I am currently studying this idea in the spotted hyena. Spotted hyenas are large carnivores found throughout sub-Saharan Africa. They live in complex societies, called clans, that typically contain 40 to 80 hyenas. Hyena societies are extremely competitive, but unlike most mammalian societies, they are female-dominated and dominance status within clans is not determined by body size or fighting ability. Instead, offspring inherit their mothers’ social ranks. Adult immigrant males, all of whom are subordinate to all natal individuals, must queue for social status. To mediate the complex social interactions both within and among clans, hyenas use a rich repertoire of visual, vocal and chemical signaling behaviors. A common and conspicuous chemical signaling behavior of hyenas is pasting, wherein a hyena straddles a grass stalk and drags its extruded anal scent pouch across the stalk, leaving behind a thin layer of smelly secretion, called paste. At a functional level, pasting helps maintain clan territories, and also appears to effectively advertise the dominance status of males and the reproductive condition of females.
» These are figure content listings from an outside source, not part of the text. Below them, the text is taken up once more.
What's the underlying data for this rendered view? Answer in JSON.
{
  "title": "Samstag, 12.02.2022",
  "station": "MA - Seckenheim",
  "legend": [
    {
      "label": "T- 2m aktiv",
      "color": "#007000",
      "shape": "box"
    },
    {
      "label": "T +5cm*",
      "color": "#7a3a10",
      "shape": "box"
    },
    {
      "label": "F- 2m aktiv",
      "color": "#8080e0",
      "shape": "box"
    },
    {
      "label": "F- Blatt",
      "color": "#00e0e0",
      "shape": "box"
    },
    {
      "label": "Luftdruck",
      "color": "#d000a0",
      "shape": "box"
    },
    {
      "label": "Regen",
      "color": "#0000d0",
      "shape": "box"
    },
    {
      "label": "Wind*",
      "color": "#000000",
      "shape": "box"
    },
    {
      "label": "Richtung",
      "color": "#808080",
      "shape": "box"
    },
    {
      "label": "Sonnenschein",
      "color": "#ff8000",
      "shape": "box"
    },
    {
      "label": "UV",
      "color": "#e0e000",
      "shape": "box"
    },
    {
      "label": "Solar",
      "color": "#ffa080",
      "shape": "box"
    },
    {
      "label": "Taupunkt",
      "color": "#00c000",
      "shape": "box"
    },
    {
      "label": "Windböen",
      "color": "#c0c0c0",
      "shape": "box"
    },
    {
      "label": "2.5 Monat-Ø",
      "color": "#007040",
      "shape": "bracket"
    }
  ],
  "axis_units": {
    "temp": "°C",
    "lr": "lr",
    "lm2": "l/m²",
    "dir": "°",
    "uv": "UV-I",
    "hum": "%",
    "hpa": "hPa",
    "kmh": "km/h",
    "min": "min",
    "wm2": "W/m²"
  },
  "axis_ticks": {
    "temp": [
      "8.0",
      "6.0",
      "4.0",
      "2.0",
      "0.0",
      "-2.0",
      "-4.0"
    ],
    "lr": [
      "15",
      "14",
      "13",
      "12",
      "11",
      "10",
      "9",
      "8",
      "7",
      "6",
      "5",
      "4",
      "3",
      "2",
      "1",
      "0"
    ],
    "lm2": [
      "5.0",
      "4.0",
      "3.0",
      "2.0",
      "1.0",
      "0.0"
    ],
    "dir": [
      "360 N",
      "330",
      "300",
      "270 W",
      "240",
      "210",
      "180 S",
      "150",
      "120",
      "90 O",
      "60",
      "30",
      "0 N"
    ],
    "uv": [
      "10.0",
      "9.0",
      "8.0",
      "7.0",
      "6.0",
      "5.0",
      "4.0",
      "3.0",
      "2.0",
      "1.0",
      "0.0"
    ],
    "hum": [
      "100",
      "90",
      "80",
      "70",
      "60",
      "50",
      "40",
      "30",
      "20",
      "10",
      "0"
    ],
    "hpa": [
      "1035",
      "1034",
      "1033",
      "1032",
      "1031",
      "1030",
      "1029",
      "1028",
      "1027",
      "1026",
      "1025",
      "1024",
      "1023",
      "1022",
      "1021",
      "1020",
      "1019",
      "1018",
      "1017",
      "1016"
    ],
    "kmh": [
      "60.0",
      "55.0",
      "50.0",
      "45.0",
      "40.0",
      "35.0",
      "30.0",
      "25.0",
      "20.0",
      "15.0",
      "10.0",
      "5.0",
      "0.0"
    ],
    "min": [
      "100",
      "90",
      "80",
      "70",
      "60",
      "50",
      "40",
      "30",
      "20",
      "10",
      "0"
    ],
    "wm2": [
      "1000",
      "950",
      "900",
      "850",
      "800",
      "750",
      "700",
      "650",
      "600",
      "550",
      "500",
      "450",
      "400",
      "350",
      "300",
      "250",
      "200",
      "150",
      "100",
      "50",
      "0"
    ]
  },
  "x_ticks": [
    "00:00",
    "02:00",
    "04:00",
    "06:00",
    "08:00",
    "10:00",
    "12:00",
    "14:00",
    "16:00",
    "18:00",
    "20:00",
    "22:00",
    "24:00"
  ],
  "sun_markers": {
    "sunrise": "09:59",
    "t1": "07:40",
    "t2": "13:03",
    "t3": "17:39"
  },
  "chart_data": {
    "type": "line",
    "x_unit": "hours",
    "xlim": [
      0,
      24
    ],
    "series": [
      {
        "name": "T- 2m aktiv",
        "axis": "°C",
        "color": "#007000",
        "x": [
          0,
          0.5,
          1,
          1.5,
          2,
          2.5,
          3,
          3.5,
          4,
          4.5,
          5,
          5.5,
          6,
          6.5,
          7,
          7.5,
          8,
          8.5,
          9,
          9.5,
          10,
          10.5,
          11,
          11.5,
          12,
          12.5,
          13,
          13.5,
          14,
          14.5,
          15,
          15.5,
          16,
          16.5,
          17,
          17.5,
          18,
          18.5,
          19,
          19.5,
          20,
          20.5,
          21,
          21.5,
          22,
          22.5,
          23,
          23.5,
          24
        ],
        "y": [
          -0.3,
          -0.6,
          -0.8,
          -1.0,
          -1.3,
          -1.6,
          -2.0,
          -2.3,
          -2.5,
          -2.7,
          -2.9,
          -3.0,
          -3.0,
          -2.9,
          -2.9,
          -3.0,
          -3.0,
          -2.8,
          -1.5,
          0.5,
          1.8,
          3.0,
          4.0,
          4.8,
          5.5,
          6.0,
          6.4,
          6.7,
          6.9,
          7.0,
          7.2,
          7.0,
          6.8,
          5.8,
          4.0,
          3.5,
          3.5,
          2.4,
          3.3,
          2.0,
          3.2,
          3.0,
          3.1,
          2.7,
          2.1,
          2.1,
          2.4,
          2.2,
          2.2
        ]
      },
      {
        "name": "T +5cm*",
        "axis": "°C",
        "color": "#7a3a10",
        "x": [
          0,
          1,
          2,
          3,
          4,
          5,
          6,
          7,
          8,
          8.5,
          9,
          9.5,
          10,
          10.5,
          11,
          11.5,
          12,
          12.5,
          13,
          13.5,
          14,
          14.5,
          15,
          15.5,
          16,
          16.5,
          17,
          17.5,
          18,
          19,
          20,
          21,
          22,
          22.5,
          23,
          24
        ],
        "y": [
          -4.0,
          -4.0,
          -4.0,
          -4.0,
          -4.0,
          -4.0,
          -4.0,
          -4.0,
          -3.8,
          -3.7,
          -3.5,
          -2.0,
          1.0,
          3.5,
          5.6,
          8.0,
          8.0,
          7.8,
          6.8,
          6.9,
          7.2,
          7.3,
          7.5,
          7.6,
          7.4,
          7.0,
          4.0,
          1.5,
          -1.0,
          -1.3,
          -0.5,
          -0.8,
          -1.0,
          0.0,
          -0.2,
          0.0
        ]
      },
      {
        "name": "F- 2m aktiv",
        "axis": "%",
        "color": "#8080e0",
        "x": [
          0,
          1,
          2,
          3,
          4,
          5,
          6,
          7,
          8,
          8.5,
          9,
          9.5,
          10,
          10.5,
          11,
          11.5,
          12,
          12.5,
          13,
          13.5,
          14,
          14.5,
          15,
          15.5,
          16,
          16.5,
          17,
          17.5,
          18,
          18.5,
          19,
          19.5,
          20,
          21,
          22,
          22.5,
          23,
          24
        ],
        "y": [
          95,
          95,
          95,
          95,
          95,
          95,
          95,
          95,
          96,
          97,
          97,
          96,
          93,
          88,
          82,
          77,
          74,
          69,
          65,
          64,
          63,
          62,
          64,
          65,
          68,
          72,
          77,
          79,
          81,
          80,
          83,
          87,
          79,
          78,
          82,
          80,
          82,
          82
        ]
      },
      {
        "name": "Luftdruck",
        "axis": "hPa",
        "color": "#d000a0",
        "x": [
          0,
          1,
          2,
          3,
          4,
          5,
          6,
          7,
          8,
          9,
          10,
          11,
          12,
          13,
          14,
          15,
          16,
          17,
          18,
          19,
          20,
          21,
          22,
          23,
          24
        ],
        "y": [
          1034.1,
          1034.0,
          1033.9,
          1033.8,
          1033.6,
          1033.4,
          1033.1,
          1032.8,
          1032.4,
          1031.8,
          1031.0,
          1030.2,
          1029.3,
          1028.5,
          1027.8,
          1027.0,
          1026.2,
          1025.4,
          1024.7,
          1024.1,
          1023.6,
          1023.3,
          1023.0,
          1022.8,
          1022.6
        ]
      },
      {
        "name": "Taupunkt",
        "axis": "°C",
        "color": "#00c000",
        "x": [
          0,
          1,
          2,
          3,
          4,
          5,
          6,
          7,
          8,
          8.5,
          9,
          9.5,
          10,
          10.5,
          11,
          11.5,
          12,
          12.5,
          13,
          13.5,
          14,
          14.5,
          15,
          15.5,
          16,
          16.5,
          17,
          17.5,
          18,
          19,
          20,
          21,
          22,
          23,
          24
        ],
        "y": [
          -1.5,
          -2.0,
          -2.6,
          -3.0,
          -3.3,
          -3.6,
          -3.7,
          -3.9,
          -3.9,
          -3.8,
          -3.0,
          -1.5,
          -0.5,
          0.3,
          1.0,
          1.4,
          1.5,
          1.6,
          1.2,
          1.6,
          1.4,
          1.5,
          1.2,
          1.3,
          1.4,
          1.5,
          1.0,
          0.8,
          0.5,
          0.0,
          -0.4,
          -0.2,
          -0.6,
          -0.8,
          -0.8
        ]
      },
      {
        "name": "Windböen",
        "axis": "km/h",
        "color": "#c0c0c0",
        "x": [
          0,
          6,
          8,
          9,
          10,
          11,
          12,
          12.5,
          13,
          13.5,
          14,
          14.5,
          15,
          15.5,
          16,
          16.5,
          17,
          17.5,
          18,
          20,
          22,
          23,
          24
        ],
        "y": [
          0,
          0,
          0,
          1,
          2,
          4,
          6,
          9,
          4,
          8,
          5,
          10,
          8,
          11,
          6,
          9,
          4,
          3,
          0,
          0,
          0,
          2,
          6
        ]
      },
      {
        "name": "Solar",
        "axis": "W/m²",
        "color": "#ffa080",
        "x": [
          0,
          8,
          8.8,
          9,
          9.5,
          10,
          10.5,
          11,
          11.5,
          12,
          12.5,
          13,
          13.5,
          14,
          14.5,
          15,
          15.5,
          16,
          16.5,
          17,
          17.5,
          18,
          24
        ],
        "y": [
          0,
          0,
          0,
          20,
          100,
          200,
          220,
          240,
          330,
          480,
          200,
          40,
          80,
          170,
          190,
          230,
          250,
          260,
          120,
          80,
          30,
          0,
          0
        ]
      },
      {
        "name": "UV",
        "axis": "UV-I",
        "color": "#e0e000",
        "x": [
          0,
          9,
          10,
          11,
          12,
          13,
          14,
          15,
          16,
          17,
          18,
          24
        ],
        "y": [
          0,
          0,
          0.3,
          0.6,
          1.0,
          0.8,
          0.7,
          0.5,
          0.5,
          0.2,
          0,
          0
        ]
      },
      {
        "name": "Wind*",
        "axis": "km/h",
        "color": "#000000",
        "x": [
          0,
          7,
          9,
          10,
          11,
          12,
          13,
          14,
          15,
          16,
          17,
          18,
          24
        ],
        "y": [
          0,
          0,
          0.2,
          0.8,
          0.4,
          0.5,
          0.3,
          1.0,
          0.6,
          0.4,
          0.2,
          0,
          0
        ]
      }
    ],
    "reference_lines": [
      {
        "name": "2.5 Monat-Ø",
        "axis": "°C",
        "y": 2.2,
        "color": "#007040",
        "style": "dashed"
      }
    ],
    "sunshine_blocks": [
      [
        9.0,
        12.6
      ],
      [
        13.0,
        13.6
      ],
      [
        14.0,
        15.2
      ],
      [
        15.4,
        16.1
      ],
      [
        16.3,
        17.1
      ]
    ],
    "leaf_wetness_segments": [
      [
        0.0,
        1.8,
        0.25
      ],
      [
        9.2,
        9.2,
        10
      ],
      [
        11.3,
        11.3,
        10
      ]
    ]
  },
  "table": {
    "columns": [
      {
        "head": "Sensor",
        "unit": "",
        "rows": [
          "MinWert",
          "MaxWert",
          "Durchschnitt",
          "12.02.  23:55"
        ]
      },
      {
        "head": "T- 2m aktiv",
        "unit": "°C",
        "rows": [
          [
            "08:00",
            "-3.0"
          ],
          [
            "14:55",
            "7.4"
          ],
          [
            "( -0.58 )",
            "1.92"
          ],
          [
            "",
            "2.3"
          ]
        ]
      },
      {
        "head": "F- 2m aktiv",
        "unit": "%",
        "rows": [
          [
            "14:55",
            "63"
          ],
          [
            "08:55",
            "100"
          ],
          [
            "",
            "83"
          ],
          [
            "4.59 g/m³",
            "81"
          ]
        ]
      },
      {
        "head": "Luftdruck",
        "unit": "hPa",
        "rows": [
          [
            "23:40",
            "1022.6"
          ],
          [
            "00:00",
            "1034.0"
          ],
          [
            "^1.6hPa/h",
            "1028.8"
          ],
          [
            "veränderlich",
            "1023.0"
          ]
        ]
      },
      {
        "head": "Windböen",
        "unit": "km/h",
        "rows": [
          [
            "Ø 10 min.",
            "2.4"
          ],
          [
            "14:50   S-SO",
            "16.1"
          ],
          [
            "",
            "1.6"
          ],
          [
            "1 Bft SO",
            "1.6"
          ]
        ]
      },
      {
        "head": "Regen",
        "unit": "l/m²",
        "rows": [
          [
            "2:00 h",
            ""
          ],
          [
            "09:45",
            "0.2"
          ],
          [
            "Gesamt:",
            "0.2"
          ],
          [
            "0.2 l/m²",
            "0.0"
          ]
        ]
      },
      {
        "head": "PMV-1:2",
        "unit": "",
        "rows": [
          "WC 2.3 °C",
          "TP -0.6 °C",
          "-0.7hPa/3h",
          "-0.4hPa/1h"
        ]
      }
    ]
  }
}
To demonstrate that variation in the bacterial communities within hyena scent pouches underlies chemical signaling among hyenas, I am confirming, using next-generation sequencing technologies and gas chromatography – mass spectrometry, that bacterial and odorant profiles of paste co-vary, and that pure cultures of bacteria isolated from the paste of wild hyenas yield the expected odorants. MSU research assistants Kwi Kim and John Dover, and undergraduate students Jacquelyn Dycus and Emily Schmitt-Matzen have been instrumental in this process.
Although, to date, my research has largely explored the ecological aspects of spotted hyenas’ relationships with their bacterial symbionts, coevolution among hyenas and their scent pouch bacteria has always been implicit in the model. Recently, along with collaborators Holekamp, Schmidt and Teal, I have begun to explore the evolutionary aspects of these relationships as well. Specifically, we are using recent advances in bioinformatics to test whether spotted and striped hyenas have coevolved with the bacteria inhabiting their scent pouches. Striped hyenas are largely solitary animals found in northern Africa and the Middle East, although the ranges of the two species do overlap in parts of Kenya, East Africa. Given that the lineages of these two hyena species diverged more than 4 million years ago, the bacterial communities inhabiting their scent pouches should differ. Also, as there is variation in the selection pressures shaping symbiotic communities among body sites, the bacterial communities in the anal scent pouch of a given hyena species should differ from those associated with its other body sites (e.g. nose, mouth, rectum). We have now begun evaluating both these predictions.
Although this evolutionary aspect of my research is in its infancy, it is a direct testament to the strength of BEACON’s mission to bring ecological, evolutionary and computational biologists together to study “evolution in action.”